They say church planting is like building a plane while you’re flying it. If so, a wise planter will stick to the essentials: Decide if you need a building all week long, or can save money renting space by the hour. Determine which children’s ministries are must-haves, and which are merely nice-to-haves. Budget for administrative help. Choose a target date for beginning to partner in overseas missions.
Wait. What?
Should missions be optional for a new church, or is it essential? If it’s essential—and I’d suggest it is—how can you build missions into your church when it’s just getting off the ground? Let me suggest six ways.
1. Educate globally.
As a church planter, you’re going to teach the Bible. And from cover to cover, you’ll find missions themes. God intends to fill the earth with reflections of his glory in human flesh. Though we’ve failed to fulfill that mission, God cannot fail. In Christ, he consummates his plan to restore and spread his perfect image. Missions is joining in that unfinished work, declaring God’s plan and inviting image-bearers into Christ’s kingdom.
You can’t faithfully preach too many books of the Bible without drawing attention to that theme!
As you teach about missions, you can show your church what God has already done in the world. Tell the story of global Christianity. Tell them what he’s doing now in places like China, Iran, and India. You can explain terms like UPGs (unreached people group) and UUPGs (unengaged unreached people group) so your church learns where laborers are urgently needed and how to pray for them.
2. Partner narrowly.
As you educate your people on global missions, maintain a narrow focus for your church’s labors. You don’t have the resources or time to engage globally. So consider where you have a natural way to engage deeply. Do your members already have relationships with overseas gospel workers? Does your planting church? Are any of your members from a part of the world with UPGs? Are there UUPGs in your community? If so, by learning to evangelize that group you can maximize efficiency and develop skills for international ministry.
Your narrow focus should look like a relationship. Subscribe to your overseas partner’s newsletter. Reply with encouragement. Tell your congregation about requests, then pray for them publicly and regularly. Give your congregation pop quizzes during prayer meetings to test how well you’re communicating. Set goals to visit the work in some way that serves their ministry. And while a relationship involves more than writing a check, it shouldn’t be less.
3. Give prematurely.
Our planting church hired its first church-planting resident when it couldn’t afford to plant. It couldn’t even afford that resident! I suspect churches that wait to plant until they have enough people and money don’t plant many churches. The same goes for international missions. If you wait to support missions financially until your church has enough people and money, I bet you won’t do much for missions.
If you wait to support missions financially until your church has enough people and money, I suspect you won’t do much for missions.
So build international missions into your budget from the beginning. If the initial percentage is less than you wish, discipline yourself to increase incrementally from year to year. When you do, don’t add a second partnership immediately. Give more generously to the narrow focus you already have. If that partner doesn’t need the money today, they will eventually. If you have an end-of-year surplus, consider giving away some or all to your overseas partner.
4. Love liberally.
While you can’t financially or even relationally support everyone you’d like, love as many overseas workers as you can, as well as you can. Show interest in and enthusiasm for their work, and be honest up-front about your inability to offer financial support. This approach has worked well for our church.

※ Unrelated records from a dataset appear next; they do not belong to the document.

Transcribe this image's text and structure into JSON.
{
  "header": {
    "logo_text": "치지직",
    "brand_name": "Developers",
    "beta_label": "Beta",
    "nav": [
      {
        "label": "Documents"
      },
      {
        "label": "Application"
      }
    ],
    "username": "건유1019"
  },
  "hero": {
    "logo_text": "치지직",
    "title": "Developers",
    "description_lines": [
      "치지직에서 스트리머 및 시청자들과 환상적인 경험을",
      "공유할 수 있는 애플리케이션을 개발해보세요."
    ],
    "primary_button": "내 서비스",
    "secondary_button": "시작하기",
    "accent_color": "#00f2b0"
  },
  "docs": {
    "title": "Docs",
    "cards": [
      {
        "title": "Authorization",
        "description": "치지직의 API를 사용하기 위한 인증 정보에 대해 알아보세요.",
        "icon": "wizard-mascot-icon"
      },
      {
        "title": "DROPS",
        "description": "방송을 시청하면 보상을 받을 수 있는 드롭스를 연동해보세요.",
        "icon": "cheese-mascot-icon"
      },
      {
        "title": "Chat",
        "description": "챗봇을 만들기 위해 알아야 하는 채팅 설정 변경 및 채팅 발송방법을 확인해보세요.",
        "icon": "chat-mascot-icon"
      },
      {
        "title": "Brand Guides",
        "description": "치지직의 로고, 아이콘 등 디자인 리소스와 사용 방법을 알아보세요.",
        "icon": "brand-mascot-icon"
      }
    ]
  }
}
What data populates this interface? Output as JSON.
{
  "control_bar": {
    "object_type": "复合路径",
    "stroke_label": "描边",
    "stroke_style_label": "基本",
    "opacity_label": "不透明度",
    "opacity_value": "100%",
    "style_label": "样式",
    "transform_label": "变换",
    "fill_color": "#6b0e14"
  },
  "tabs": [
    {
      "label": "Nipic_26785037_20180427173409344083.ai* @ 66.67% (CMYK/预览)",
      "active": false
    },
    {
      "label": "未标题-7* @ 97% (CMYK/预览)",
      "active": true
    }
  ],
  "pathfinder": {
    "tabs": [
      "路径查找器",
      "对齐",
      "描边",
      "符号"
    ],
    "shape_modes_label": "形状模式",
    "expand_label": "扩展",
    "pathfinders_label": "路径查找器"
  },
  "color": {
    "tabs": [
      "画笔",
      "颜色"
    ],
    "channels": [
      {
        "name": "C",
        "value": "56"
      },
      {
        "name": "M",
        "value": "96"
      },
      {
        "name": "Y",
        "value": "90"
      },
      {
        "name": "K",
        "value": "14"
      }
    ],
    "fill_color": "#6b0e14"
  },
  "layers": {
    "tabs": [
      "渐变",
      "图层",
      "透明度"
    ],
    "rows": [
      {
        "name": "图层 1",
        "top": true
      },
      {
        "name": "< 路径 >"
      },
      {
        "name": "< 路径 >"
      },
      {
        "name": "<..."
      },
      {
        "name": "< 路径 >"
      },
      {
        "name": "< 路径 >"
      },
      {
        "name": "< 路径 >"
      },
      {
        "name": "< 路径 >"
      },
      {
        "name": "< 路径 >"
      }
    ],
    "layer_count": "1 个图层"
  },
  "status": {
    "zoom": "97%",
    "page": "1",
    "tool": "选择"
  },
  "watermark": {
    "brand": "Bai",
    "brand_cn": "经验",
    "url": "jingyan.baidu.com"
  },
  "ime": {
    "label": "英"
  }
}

In our first few years after planting, we invited several missionaries to share their work with our church even though they were fully funded. One told me that the church where he was baptized had no interest in his work. Missionaries need encouragement just like the rest of us. What seems to you like a simple meal around a table may be to them a heartening gesture.
5. Pray ambitiously.
Building prayer for missions into your services and small groups should be a lay-up. Missionaries send you lists of requests. It costs nothing and requires relatively little time to pray. In fact, you can pray for even more than they have the audacity to ask for.
But praying ambitiously for missions may eventually bear a steep cost. When you pray for the Lord to send laborers into the harvest, God might answer that request by calling your most faithful members.
6. Send painfully.
You knew church planting would be hard. But you believed it’d be worth it. Why? Not because you dreamed of building a personal empire. No, you saw people who needed Jesus in a place that needed a church. You perceived the cost of the work was less than the calamity of Jesus not receiving the worship he deserves. The church you left lost a faithful, gifted worker before they were ready—likely many of them. They felt it. It hurt.
When you pray for the Lord to send laborers into the harvest, God might answer that request by calling your most faithful members.
Sooner or later, God will answer your prayers and send laborers from your work crew—laborers you weren’t ready to lose. Now you get to hurt a little. Now you need to recruit volunteers and train workers, again. But if pain for you means progress for the mission, can you still rejoice? Do you think you’ll look back a millennium from now and feel like you got the raw end of the deal?
Taking Flight
Yes, brand-new churches can do international missions. They must. “The ends of the earth” isn’t just one way to do missions. It’s the ultimate objective.
No, you can’t go everywhere and do it all. You shouldn’t. But you can put these principles into practice, even while your church is barely airborne. They may even accelerate your climb. God does things that way.